Maden işçilerinden özelleştirmeye karşı büyük uyarı
Zonguldak'ta binlerce maden işçisi TTK'nın özelleştirilme girişimine karşı meydana indi.
Zonguldak’ta binlerce maden işçisi AKP’nin Türkiye Taşkömürü Kurumu’nun (TTK) özelleştirilmesinin önünü açan torba yasa tasarısındaki ilgili maddenin geri çekilmesi için toplandı.
Madenci Anıtı önünde aileleriyle birlikte toplanan işçilere hitap eden Genel Maden İşçileri Sendikası (GMİS) Genel Başkanı Ahmet Demirci, Hükümet’e ve 550 milletvekiline seslendiklerini belirterek “58’inci maddeyi kabul etmeyin” çağrısı yaptı.

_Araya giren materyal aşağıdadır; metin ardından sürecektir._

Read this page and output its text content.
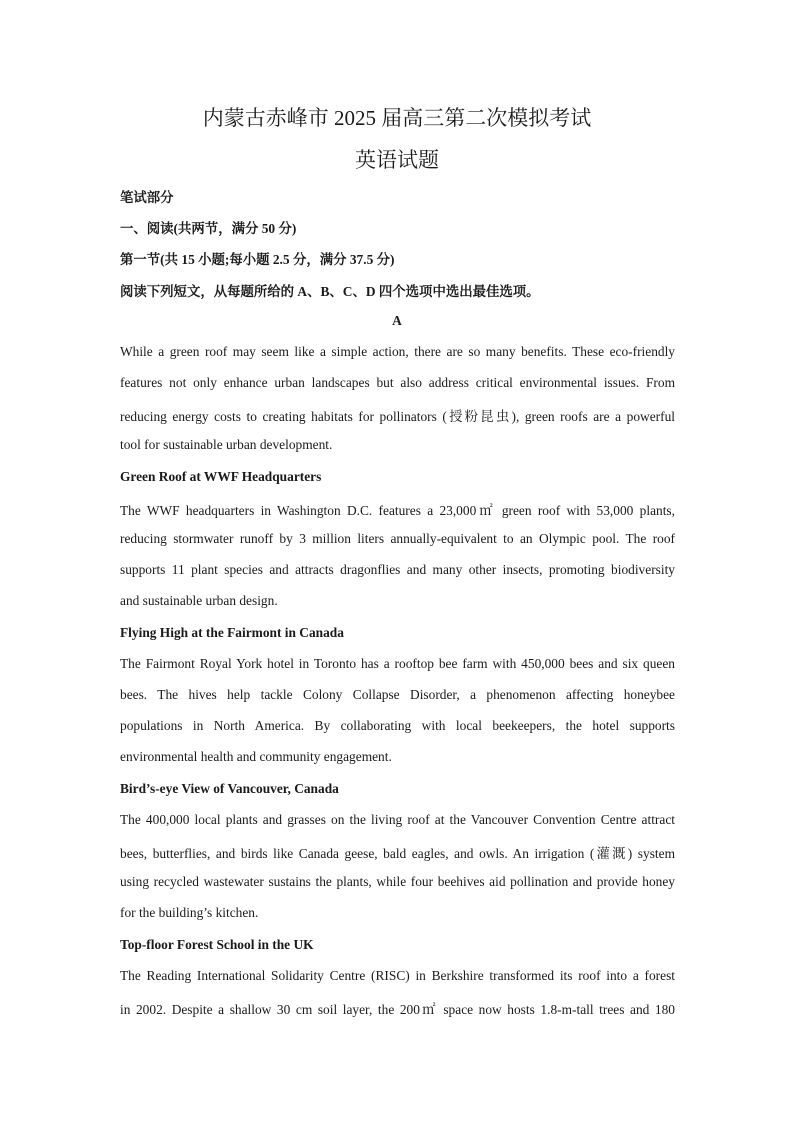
内蒙古赤峰市 2025 届高三第二次模拟考试
英语试题
笔试部分
一、阅读(共两节，满分 50 分)
第一节(共 15 小题;每小题 2.5 分，满分 37.5 分)
阅读下列短文，从每题所给的 A、B、C、D 四个选项中选出最佳选项。
A
While a green roof may seem like a simple action, there are so many benefits. These eco-friendly
features not only enhance urban landscapes but also address critical environmental issues. From
reducing energy costs to creating habitats for pollinators (授粉昆虫), green roofs are a powerful
tool for sustainable urban development.
Green Roof at WWF Headquarters
The WWF headquarters in Washington D.C. features a 23,000㎡ green roof with 53,000 plants,
reducing stormwater runoff by 3 million liters annually-equivalent to an Olympic pool. The roof
supports 11 plant species and attracts dragonflies and many other insects, promoting biodiversity
and sustainable urban design.
Flying High at the Fairmont in Canada
The Fairmont Royal York hotel in Toronto has a rooftop bee farm with 450,000 bees and six queen
bees. The hives help tackle Colony Collapse Disorder, a phenomenon affecting honeybee
populations in North America. By collaborating with local beekeepers, the hotel supports
environmental health and community engagement.
Bird’s-eye View of Vancouver, Canada
The 400,000 local plants and grasses on the living roof at the Vancouver Convention Centre attract
bees, butterflies, and birds like Canada geese, bald eagles, and owls. An irrigation (灌溉) system
using recycled wastewater sustains the plants, while four beehives aid pollination and provide honey
for the building’s kitchen.
Top-floor Forest School in the UK
The Reading International Solidarity Centre (RISC) in Berkshire transformed its roof into a forest
in 2002. Despite a shallow 30 cm soil layer, the 200㎡ space now hosts 1.8-m-tall trees and 180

Sözkonusu maddede geçen “Türkiye Taşkömürü Kurumu ile Türkiye Kömür İşletmeleri, uhdelerinde bulunan maden ruhsat sahalarını işletmeye, işlettirmeye, bunları bölerek yeni ruhsat talep etmeye ve bu ruhsatları ihale etmeye yetkilidir” ifadelerini hatırlatan Demirci, düzenlemeyle maden sahalarının küçük parçalara bölünerek satılacağını belirtti.
“Bize ölümü dayatıyorlar”
Ruhsatların küçük şirketlere verilmesiyle birlikte TTK’in hiç bir sorumluluğunun kalmayacağına ve böylece denetimsizliğin artacağına dikkat çeken Demirci, “TTK ve TKİ gibi kurumlar, şirketleri ve sahaları denetlerken yaşadığımız faciaları düşünün. Şimdi bundan daha kötüsünü yani bize doğrudan ölümü dayatıyorlar.” dedi.

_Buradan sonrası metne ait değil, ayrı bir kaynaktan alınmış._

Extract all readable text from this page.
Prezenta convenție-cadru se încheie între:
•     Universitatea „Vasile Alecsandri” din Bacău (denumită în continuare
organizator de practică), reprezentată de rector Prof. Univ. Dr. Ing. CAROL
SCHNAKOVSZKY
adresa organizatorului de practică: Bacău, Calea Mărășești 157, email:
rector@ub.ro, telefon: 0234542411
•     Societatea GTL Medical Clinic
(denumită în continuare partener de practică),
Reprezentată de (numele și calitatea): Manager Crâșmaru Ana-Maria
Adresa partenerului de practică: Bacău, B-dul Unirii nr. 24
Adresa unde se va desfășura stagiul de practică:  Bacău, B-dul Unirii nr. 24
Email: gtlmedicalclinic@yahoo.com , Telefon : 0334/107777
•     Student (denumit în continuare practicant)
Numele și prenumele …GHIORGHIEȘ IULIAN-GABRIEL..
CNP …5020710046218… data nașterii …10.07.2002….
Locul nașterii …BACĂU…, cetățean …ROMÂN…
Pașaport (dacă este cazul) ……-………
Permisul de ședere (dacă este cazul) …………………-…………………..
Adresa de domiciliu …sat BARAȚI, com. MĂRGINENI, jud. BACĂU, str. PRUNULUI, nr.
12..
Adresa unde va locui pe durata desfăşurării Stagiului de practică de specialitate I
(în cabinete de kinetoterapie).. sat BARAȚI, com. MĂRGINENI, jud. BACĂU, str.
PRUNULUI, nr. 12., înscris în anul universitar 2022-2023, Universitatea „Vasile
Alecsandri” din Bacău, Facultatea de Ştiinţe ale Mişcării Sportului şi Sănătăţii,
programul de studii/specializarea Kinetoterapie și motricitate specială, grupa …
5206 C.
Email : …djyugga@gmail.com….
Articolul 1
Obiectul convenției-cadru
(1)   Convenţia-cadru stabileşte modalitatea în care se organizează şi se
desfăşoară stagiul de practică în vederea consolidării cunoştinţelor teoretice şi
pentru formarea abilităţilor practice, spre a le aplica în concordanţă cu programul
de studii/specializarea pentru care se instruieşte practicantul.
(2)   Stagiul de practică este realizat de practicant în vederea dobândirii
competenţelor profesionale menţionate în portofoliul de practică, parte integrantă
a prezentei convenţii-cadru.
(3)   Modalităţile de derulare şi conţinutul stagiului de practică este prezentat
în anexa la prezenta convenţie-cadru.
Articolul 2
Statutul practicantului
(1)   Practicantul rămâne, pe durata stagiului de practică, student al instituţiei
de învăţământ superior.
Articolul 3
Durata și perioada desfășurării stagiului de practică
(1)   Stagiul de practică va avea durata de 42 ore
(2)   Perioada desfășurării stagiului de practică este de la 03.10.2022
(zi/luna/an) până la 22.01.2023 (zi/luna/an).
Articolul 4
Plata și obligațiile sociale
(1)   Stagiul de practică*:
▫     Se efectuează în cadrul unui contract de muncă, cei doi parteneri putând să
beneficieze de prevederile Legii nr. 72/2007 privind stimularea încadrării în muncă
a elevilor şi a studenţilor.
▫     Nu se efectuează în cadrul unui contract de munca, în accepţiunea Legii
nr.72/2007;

Karadon, Kozlu ve Soma’da yaşanan işçi katliamlarını hatırlatan GMİS Başkanı, “Biz, TTK’da taşeron faciasından kurtulduk ama Soma’da 301 arkadaşımızı koruyamadık. Çünkü bizi dinlemediler ve madencilik sektörü kâr hırsına yenildi.” ifadelerini kullandı.
“58’inci madde bize ölümü dayatıyor” diyen Demirci, sözlerinin devamında özelleştirme düzenlemesinin geri çekilmesi talebini şu sözlerle tekrar etti:
“Kurumsal yapısı güçsüz, zayıf şirketler yerin yüzlerce metre altında gazlı ocaklarda çalışamaz. Ruhsatı ve sahaları bölmeyiniz. Biz, bunun yanlış olduğunu bedel ödeyerek öğrendik. TTK ve TKİ’nin denetimi ve tecrübesine rağmen yaşadığımız kazaları; Karadon-Kozlu-Soma-Ermenek, Şırnak ve diğerlerini unutmayınız. İşte bunun için biz yeraltı maden işletmeciliği devlet eliyle yapılsın diyoruz. Kömürümüze kan bulanmasın, cenazemiz yol kenarlarına, hastane önlerine bırakılmasın. Ruhsatların bölünmesi, sahaların küçültülmesi ve küçük şirketlerin önünün açılması bu madenlerin ve ocakların cenazelerimizin üzerine kapatılması demektir.”